Gabriel Nadeau received his BSc degree in biomedical sciences and his MSc degree in biophotonics from the Université Laval, Canada. Currently, he is studying for a medicine degree at the Université Laval. His research interests are focused on neuronal calcium signaling, fluorescence imaging of biological tissues, and image processing.
Simon Labrecque received his MSc degree in physics and his PhD in biophotonics from the Université Laval, Canada. He joined the CERVO Brain Research Center as an optical engineer and a coordinator in the Neurophotonics Center for the testing platform of new imaging tools and image analysis routines. He has a strong interest in cellular neuroscience, new developments in live optical microscopy, and single-molecule tracking with fluorescent molecules or nanoparticles.
Daniel Côté received his BSc degree in physics from Université Laval, Canada, in 1995 and his PhD in physics from the University of Toronto, Canada, in 2003. Following postdoctoral fellowships at the Ontario Cancer Institute and the Wellman Center for Photomedicine in Boston, he joined Université Laval where he is a full professor and affiliated with the CERVO Brain Research Center. His research group develops microscopy tools for neuroscience and neurosurgical guidance devices and investigates strategies for deciphering brain connectivity and function.
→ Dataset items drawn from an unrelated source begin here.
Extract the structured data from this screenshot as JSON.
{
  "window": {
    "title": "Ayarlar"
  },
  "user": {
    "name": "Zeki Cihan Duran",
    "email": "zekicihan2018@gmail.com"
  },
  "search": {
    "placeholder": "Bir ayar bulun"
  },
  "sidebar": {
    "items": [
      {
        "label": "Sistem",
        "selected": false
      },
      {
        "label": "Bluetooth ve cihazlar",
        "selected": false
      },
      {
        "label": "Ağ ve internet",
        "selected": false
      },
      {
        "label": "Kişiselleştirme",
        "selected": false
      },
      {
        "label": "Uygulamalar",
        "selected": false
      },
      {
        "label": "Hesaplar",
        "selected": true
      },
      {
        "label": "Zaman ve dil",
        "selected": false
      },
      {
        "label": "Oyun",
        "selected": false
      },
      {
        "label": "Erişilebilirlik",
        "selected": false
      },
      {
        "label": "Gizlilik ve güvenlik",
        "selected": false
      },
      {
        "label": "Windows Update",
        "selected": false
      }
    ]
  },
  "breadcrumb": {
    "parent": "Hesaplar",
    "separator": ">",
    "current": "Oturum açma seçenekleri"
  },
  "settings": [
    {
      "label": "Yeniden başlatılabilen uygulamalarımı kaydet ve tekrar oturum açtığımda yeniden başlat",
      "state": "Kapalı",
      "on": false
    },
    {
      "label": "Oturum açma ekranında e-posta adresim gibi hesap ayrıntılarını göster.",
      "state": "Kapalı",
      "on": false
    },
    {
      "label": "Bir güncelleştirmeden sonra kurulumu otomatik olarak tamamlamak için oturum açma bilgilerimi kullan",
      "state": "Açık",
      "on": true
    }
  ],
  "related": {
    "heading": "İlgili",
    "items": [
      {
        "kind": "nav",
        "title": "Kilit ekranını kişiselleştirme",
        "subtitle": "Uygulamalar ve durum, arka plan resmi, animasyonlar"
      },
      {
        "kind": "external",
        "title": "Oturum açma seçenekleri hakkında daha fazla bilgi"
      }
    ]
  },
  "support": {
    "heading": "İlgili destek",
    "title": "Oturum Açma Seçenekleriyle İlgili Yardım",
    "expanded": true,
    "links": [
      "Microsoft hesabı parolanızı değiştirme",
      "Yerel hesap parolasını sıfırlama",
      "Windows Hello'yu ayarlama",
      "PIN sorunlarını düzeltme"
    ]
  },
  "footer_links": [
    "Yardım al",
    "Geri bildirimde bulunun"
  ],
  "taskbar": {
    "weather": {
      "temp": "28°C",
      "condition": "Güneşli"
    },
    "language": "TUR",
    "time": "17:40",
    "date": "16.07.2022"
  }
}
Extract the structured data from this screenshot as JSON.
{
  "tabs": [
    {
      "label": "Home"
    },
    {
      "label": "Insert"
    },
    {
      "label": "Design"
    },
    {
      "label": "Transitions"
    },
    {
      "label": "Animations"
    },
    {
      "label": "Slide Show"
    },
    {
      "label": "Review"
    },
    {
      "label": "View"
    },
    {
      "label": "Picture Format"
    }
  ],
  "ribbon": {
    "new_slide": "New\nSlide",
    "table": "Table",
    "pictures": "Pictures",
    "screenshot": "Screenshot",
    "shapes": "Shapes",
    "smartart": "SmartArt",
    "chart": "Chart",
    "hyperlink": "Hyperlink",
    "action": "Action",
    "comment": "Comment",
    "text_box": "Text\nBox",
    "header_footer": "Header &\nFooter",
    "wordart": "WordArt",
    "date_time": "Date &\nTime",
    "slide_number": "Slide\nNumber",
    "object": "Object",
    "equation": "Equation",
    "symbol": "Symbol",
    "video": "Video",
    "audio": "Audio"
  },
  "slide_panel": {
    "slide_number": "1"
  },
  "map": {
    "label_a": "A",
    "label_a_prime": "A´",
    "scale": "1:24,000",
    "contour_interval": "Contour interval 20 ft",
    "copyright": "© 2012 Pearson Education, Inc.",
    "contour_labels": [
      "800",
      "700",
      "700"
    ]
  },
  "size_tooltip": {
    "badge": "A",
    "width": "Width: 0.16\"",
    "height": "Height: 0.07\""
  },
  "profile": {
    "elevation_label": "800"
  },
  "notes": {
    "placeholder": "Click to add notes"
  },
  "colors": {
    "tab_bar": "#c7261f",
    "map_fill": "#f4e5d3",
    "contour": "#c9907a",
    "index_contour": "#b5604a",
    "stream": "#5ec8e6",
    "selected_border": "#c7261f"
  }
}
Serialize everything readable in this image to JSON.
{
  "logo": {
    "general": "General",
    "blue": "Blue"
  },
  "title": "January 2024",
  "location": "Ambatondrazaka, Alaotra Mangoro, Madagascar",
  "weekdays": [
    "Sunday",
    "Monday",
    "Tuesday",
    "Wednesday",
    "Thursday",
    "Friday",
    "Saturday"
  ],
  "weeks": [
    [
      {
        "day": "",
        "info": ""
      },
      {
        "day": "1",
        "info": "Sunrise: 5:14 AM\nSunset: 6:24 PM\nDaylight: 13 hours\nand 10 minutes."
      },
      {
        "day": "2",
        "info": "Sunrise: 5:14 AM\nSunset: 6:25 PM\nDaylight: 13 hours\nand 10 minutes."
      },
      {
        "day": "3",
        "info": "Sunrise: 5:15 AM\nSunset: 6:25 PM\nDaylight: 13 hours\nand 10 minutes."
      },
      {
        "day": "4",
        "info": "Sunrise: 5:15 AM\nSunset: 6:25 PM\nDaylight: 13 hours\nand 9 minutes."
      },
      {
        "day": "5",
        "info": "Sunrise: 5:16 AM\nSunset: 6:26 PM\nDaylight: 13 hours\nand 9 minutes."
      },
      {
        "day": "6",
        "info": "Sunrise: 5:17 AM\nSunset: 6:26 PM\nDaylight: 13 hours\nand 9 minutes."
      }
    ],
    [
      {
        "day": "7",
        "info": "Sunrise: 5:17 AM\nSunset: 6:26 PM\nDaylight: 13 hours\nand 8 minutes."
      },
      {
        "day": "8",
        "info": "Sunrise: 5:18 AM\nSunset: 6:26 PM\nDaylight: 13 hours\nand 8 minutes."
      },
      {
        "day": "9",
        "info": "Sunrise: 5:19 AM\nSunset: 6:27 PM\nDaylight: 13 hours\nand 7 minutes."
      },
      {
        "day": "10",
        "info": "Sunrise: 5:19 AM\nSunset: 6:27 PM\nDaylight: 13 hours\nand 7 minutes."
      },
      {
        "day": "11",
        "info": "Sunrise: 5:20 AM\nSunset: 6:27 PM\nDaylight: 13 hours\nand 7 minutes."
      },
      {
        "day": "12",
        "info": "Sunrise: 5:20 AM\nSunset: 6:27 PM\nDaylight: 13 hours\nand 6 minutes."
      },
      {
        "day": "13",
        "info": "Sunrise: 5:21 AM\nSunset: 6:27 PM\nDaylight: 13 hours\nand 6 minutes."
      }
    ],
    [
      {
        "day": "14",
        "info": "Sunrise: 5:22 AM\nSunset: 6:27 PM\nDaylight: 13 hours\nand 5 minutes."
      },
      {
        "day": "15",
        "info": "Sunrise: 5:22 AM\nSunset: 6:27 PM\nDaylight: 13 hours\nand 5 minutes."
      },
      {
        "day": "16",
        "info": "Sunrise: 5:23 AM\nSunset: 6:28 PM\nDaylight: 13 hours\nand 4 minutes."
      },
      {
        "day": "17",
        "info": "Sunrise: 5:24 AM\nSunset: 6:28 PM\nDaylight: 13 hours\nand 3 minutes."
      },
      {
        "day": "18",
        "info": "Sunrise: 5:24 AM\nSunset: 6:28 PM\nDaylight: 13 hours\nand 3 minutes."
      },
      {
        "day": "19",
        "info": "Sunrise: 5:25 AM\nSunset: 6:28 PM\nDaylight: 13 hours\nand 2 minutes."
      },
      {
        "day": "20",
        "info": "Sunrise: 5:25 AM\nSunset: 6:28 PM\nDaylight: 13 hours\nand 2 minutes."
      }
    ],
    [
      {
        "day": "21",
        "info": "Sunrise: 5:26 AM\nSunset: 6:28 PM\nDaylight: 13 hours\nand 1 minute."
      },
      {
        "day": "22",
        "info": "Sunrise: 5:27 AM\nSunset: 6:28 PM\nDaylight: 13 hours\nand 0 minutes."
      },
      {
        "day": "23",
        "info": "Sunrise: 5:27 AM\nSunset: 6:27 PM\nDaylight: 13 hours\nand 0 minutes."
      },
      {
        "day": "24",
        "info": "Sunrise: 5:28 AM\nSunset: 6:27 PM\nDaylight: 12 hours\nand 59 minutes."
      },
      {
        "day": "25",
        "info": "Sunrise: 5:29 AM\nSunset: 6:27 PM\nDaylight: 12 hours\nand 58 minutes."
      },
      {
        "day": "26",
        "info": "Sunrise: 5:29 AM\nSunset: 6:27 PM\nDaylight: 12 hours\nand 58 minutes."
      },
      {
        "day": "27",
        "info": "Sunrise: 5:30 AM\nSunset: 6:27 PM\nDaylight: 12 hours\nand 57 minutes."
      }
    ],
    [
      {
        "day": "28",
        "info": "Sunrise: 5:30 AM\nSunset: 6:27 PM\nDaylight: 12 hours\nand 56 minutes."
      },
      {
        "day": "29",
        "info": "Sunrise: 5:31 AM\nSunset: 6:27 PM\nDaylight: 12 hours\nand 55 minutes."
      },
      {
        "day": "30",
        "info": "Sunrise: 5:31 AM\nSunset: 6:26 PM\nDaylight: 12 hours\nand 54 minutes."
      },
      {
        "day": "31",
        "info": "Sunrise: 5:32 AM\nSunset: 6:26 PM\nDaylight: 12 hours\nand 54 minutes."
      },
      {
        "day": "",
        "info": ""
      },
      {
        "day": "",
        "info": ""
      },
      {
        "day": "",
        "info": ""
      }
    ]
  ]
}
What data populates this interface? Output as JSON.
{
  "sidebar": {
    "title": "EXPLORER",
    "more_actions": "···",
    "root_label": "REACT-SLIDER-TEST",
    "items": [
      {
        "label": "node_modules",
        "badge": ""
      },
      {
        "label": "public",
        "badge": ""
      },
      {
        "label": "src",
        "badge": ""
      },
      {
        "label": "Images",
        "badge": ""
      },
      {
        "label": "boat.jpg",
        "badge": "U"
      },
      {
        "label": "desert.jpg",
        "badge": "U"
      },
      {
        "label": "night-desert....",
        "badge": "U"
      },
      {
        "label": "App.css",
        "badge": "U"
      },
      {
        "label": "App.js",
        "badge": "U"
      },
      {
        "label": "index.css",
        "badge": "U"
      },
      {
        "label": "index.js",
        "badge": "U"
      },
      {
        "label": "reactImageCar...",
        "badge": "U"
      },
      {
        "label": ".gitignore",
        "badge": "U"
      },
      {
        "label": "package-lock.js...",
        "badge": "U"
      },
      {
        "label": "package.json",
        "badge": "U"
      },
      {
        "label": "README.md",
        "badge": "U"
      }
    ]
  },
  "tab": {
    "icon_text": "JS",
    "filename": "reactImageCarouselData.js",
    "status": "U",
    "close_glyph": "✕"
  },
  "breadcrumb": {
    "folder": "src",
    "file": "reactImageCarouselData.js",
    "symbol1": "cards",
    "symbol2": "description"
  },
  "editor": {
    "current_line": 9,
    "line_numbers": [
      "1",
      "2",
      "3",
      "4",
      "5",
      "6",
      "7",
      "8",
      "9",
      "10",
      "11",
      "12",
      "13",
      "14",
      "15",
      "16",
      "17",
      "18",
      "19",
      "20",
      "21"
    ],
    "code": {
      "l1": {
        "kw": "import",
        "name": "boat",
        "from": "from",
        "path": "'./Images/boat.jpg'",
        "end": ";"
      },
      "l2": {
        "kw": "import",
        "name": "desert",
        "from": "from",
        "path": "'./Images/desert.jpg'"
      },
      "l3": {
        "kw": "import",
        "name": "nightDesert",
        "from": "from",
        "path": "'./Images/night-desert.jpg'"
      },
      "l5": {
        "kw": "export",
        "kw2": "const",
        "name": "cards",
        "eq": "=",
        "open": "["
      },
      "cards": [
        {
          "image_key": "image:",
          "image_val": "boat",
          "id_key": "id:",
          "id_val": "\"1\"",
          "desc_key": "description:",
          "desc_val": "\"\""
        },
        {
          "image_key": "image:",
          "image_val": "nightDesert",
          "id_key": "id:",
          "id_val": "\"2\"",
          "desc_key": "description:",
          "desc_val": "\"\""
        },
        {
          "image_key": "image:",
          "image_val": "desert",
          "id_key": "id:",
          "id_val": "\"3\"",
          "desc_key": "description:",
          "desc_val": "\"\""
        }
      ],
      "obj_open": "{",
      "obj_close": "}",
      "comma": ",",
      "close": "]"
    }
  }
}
Flavie Lavoie-Cardinal received her PhD in chemistry from the University of Siegen, Germany in 2011, and postdoctoral trainings (i) at the MPI for biophysical chemistry in Göttingen, Germany until 2014, and (ii) at the CERVO Brain Research Center, Quebec City, Canada. Since 2017, she is an independent researcher at CERVO and an adjunct professor at Université Laval. Her research interests are in optical nanoscopy, cellular and molecular neuroscience, and application of machine learning to bioimaging techniques.
Paul De Koninck received his PhD in neurobiology from McGill University, Canada, in 1995 and postdoctoral training at Stanford University. In 2001, he joined the Department of Biochemistry, Microbiology, and Bioinformatics at the Université Laval, Canada, where he is a full professor. He is the director of the cellular and molecular neuroscience division at the CERVO Brain Research Center in Quebec City. His research interests are in cellular and molecular neuroscience, synaptic signaling and plasticity, using advanced optical methods.